Donald Trump speaks in June in Manchester, N.H. (Jim Cole/Associated Press)
Media critic

The Internet yields various ways to search for the most critical journalism on a guy like Donald Trump. You can search on Google, set up a Google Alert, launch a search on Twitter, filter TV transcripts. Or you can just check out the Twitter feed of Trump himself.

In the space of just more than a week, Trump has alerted his followers to tough coverage in the New York Times, MSNBC and, now, The Post:

For those followers who want more information on what not to buy, here’s the opus to which Trump is referring: “Trump Revealed: An American Journey of Ambition, Ego, Money, and Power.” Its authors are Michael Kranish and Marc Fisher of The Post, and it relies in toto on the reporting of 24 Post reporters.
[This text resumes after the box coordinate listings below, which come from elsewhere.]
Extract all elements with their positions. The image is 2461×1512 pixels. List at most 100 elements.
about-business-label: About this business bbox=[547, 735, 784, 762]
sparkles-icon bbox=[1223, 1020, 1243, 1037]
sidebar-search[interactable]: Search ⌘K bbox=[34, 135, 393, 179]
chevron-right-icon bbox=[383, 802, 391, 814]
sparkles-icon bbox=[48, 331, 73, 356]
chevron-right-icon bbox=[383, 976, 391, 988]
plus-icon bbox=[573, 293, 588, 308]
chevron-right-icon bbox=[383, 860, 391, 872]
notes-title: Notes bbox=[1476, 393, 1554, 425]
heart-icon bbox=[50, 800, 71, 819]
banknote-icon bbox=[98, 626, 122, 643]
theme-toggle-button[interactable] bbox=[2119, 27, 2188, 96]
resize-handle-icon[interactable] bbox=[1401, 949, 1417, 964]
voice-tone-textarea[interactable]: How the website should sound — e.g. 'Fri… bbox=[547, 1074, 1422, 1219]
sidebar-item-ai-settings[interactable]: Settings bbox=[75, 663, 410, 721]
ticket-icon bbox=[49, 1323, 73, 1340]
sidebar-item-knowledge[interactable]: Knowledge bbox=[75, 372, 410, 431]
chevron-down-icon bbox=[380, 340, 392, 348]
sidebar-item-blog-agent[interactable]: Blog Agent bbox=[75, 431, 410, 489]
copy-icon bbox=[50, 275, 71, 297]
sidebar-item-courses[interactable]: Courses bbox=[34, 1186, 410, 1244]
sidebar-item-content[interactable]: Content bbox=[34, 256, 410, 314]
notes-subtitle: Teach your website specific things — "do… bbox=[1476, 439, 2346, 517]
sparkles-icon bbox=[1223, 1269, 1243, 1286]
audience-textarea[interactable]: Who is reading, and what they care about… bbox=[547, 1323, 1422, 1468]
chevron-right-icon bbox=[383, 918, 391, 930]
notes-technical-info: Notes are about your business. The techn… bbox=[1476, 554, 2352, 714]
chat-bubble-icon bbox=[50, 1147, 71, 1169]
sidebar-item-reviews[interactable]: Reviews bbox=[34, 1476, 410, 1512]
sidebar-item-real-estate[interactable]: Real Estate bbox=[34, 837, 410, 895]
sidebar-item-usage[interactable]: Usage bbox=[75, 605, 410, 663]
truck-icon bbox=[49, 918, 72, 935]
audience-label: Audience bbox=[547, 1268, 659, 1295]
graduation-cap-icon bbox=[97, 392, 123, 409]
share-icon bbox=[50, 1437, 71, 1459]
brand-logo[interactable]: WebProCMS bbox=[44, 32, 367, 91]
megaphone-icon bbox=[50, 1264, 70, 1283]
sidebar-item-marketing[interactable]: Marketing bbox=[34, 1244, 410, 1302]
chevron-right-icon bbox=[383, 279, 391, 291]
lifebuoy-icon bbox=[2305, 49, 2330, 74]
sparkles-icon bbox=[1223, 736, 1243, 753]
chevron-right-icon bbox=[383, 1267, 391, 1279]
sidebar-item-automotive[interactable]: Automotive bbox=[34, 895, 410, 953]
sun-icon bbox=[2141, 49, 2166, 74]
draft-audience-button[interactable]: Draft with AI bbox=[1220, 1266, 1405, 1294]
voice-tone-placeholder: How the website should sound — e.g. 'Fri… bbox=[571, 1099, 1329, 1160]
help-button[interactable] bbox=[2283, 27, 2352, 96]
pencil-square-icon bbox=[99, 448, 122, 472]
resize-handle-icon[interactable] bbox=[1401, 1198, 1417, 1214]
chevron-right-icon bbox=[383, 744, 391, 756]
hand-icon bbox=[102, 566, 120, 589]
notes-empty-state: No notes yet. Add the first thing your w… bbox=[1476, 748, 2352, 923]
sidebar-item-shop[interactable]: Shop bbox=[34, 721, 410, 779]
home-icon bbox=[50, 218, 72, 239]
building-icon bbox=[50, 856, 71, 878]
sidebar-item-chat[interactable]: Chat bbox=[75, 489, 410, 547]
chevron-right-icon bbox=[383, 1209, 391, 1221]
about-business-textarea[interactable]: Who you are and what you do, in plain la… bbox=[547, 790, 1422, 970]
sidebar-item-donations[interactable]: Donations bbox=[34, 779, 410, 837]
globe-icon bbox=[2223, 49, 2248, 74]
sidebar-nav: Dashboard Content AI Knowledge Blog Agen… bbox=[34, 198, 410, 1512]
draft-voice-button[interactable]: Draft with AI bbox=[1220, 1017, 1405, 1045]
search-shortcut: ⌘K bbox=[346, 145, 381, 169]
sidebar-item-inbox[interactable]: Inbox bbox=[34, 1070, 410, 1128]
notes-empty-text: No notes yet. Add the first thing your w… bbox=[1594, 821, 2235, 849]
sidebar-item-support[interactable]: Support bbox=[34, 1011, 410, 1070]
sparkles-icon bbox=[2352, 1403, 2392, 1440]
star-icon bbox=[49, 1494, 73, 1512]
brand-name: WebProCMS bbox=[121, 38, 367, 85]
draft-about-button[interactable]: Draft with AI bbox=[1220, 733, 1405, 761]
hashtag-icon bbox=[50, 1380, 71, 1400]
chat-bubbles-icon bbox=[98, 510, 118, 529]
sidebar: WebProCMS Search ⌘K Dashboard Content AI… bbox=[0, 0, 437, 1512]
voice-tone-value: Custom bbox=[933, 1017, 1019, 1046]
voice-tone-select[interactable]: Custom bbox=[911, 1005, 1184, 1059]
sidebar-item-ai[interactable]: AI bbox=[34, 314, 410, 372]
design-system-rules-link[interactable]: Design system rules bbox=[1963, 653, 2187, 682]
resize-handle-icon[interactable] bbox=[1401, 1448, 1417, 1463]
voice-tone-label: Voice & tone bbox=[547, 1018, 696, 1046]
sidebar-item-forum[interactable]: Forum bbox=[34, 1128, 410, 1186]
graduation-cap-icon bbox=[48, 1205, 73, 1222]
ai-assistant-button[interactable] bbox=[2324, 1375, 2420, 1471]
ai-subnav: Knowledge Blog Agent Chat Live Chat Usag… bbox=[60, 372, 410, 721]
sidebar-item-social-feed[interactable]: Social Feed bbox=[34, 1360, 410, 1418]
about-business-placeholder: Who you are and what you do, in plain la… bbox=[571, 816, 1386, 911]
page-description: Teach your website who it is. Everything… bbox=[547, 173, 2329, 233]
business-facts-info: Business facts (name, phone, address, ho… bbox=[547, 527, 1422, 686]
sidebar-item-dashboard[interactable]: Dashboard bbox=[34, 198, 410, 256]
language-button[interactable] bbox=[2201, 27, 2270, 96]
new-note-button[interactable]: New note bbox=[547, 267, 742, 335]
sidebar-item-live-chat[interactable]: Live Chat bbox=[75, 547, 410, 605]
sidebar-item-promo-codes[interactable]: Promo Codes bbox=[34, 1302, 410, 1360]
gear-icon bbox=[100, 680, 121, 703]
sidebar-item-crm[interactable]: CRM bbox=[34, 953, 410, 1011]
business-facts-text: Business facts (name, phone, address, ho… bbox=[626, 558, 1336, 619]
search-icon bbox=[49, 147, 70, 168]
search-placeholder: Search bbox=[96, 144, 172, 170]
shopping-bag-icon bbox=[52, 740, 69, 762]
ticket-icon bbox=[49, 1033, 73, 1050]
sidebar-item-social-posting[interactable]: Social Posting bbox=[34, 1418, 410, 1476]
The contract for the book is between the publisher, Scribner, and The Post.

That would be the same Post to which the Trump campaign has denied credentials for covering his rallies and other events. Don’t get the idea, however, that Trump’s distaste for The Post is consistent and rational: For the “Trump Revealed” book, Trump sat for more than 20 hours of interviews with the co-authors — a considerable time investment into a product that he would later blast on Twitter. In a book excerpt published earlier this month, Kranish and Fisher note that in one session, Trump waved off his secretary’s attempt to wrap up. “Let’s keep going — this is a lot of fun,” said Trump. There is no making sense of this fellow.

“I don’t think he could have helped himself but to do that,” said Fisher of Trump’s tweet. “He can’t restrain himself and from his perspective it would probably have been smarter to ignore” the book. “I would expect by now our publisher will have sent a huge fruit basket over to the Trump campaign.” Via pique and pettiness, Trump has amassed more than 11 million Twitter followers. “It’s advertising you can’t buy,” said Fisher.

Just how Trump managed to abridge the 450-page book is an open question. Fisher said that Trump didn’t receive an advance copy, so he “could not have read it even if he was inclined to do so.” Inclination is minimal, as the reporting duo discovered. Though he watches a lot of television, Trump said he doesn’t have the time to read much. Today is the book’s publication date. The Erik Wemple Blog is reluctant to believe that a major-party presidential nominee would publicly characterize a book without first having read it.

Facts suggest otherwise. Trump sued author Timothy O’Brien over his book “TrumpNation: The Art of Being the Donald” even though he hadn’t read the thing. Fisher said that Trump indicates that he “heard it was a bad book — people say it was a bad book.”

In any case, Trump’s tweet could well redound to the financial benefit of a news outlet that he has delighted in pounding. “He’s very kindly spreading the word,” said Fisher.